Count-Min Sketch Description Issue in Statistics

This topic has been translated from a Chinese forum by GPT and might contain errors.

Original topic: 统计信息Count-Min Sketch描述问题

| username: FutureDB

The Count-Min Sketch section of the statistics says:

  • Modify the two parameters WITH NUM CMSKETCH DEPTH and WITH NUM CMSKETCH WIDTH mentioned in Statistics Collection - Manual Collection. These two parameters affect the number of hash buckets and the probability of collisions. Increasing them appropriately can reduce the probability of conflicts, but it will also affect the memory usage of the statistics. You can adjust them according to the specific situation. In TiDB, the default value for DEPTH is 5, and the default value for WIDTH is 2048.

Question: It says here that increasing DEPTH and WIDTH will reduce the probability of hash collisions. Is there a problem with this? Normally, increasing WIDTH will reduce the probability of hash collisions, but why would increasing DEPTH reduce the probability of hash collisions? Shouldn’t this increase the probability of hash collisions?
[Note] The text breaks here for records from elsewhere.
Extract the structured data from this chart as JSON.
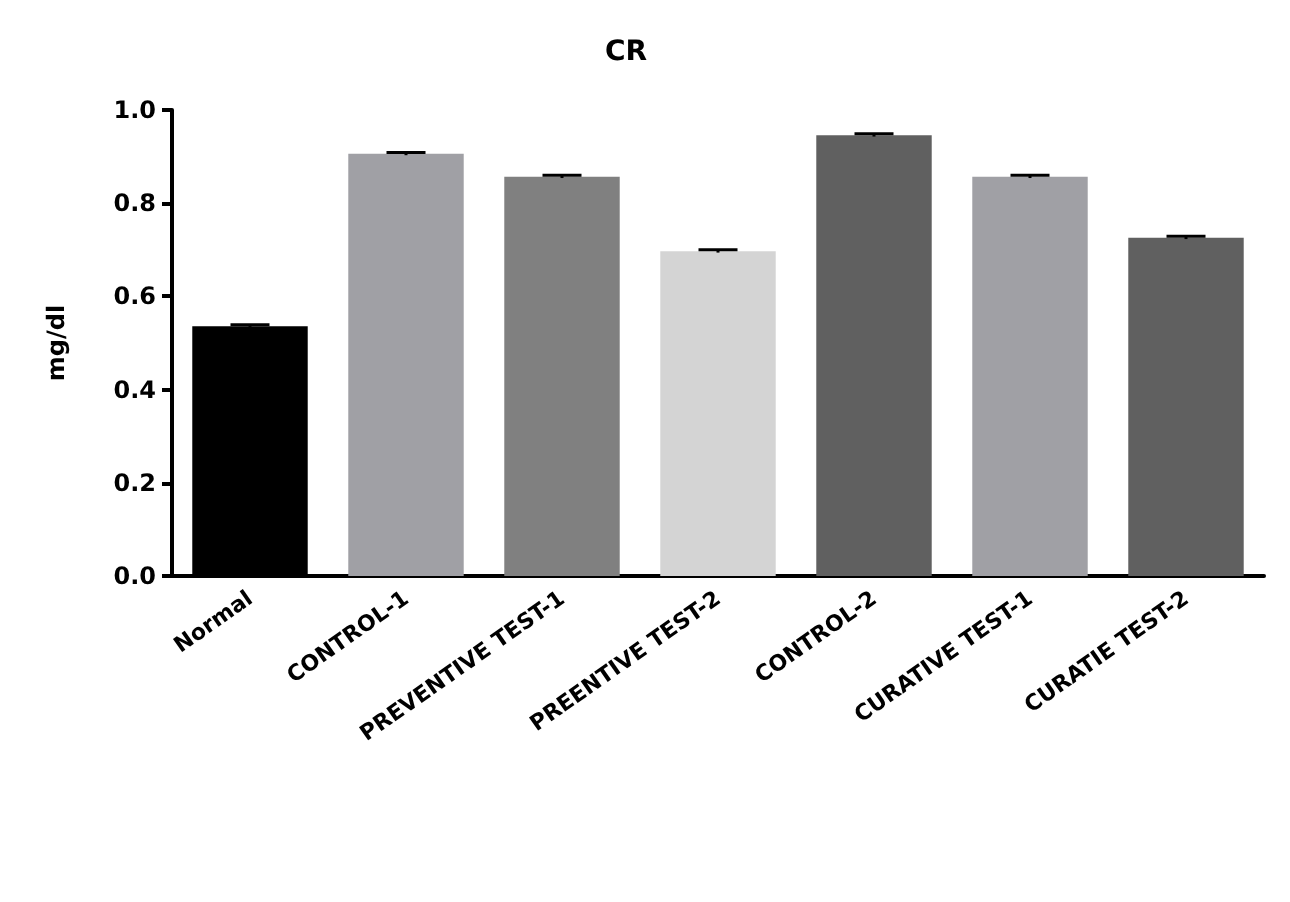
{
  "chart_data": {
    "type": "bar",
    "title": "CR",
    "ylabel": "mg/dl",
    "categories": [
      "Normal",
      "CONTROL-1",
      "PREVENTIVE TEST-1",
      "PREENTIVE TEST-2",
      "CONTROL-2",
      "CURATIVE TEST-1",
      "CURATIE TEST-2"
    ],
    "values": [
      0.536,
      0.906,
      0.857,
      0.697,
      0.946,
      0.857,
      0.726
    ],
    "errors": [
      0.003,
      0.003,
      0.003,
      0.003,
      0.003,
      0.003,
      0.003
    ],
    "colors": [
      "#000000",
      "#a0a0a5",
      "#808080",
      "#d4d4d4",
      "#606060",
      "#a0a0a5",
      "#606060"
    ],
    "ylim": [
      0,
      1
    ],
    "yticks": [
      {
        "value": 0,
        "label": "0.0"
      },
      0.2,
      0.4,
      0.6,
      0.8,
      {
        "value": 1,
        "label": "1.0"
      }
    ],
    "grid": false
  }
}
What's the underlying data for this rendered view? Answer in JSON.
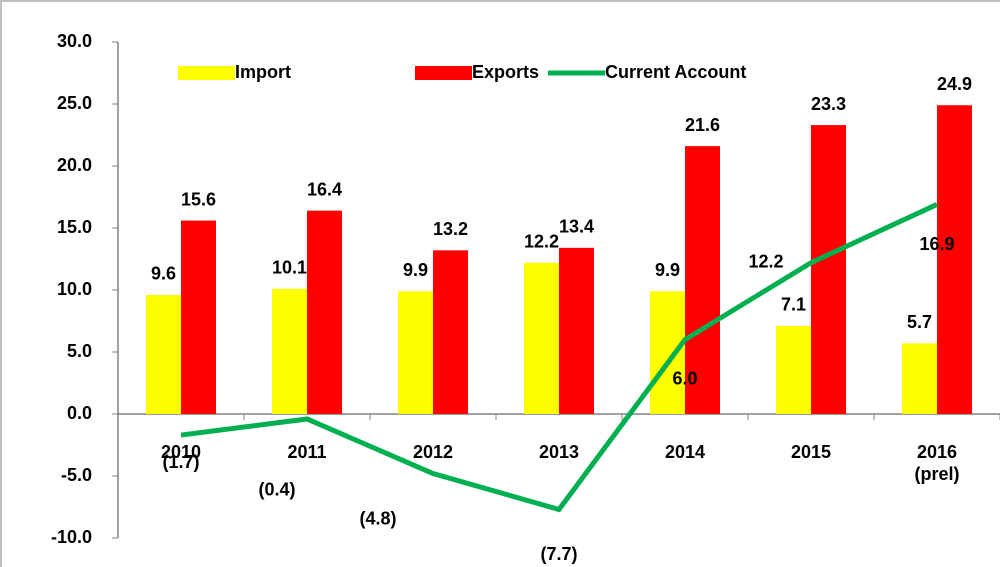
{
  "chart_data": {
    "type": "bar_line",
    "categories": [
      "2010",
      "2011",
      "2012",
      "2013",
      "2014",
      "2015",
      "2016\n(prel)"
    ],
    "series": [
      {
        "name": "Import",
        "color": "#ffff00",
        "type": "bar",
        "values": [
          9.6,
          10.1,
          9.9,
          12.2,
          9.9,
          7.1,
          5.7
        ]
      },
      {
        "name": "Exports",
        "color": "#ff0000",
        "type": "bar",
        "values": [
          15.6,
          16.4,
          13.2,
          13.4,
          21.6,
          23.3,
          24.9
        ]
      },
      {
        "name": "Current Account",
        "color": "#00b050",
        "type": "line",
        "values": [
          -1.7,
          -0.4,
          -4.8,
          -7.7,
          6.0,
          12.2,
          16.9
        ],
        "value_labels": [
          "(1.7)",
          "(0.4)",
          "(4.8)",
          "(7.7)",
          "6.0",
          "12.2",
          "16.9"
        ]
      }
    ],
    "ylim": [
      -10,
      30
    ],
    "yticks": [
      {
        "value": -10,
        "label": "-10.0"
      },
      {
        "value": -5,
        "label": "-5.0"
      },
      {
        "value": 0,
        "label": "0.0"
      },
      {
        "value": 5,
        "label": "5.0"
      },
      {
        "value": 10,
        "label": "10.0"
      },
      {
        "value": 15,
        "label": "15.0"
      },
      {
        "value": 20,
        "label": "20.0"
      },
      {
        "value": 25,
        "label": "25.0"
      },
      {
        "value": 30,
        "label": "30.0"
      }
    ],
    "legend": "top",
    "grid": false
  }
}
| username: TiDBer_jYQINSnf | Original post link

From the structure of the hash table, an increase in depth also means an increase in total capacity. Does this mean that with an increase in total capacity, the probability of conflicts decreases? I’ll look into the code when I have time.

| username: Kongdom | Original post link

:thinking: This sentence means that width affects the number of buckets?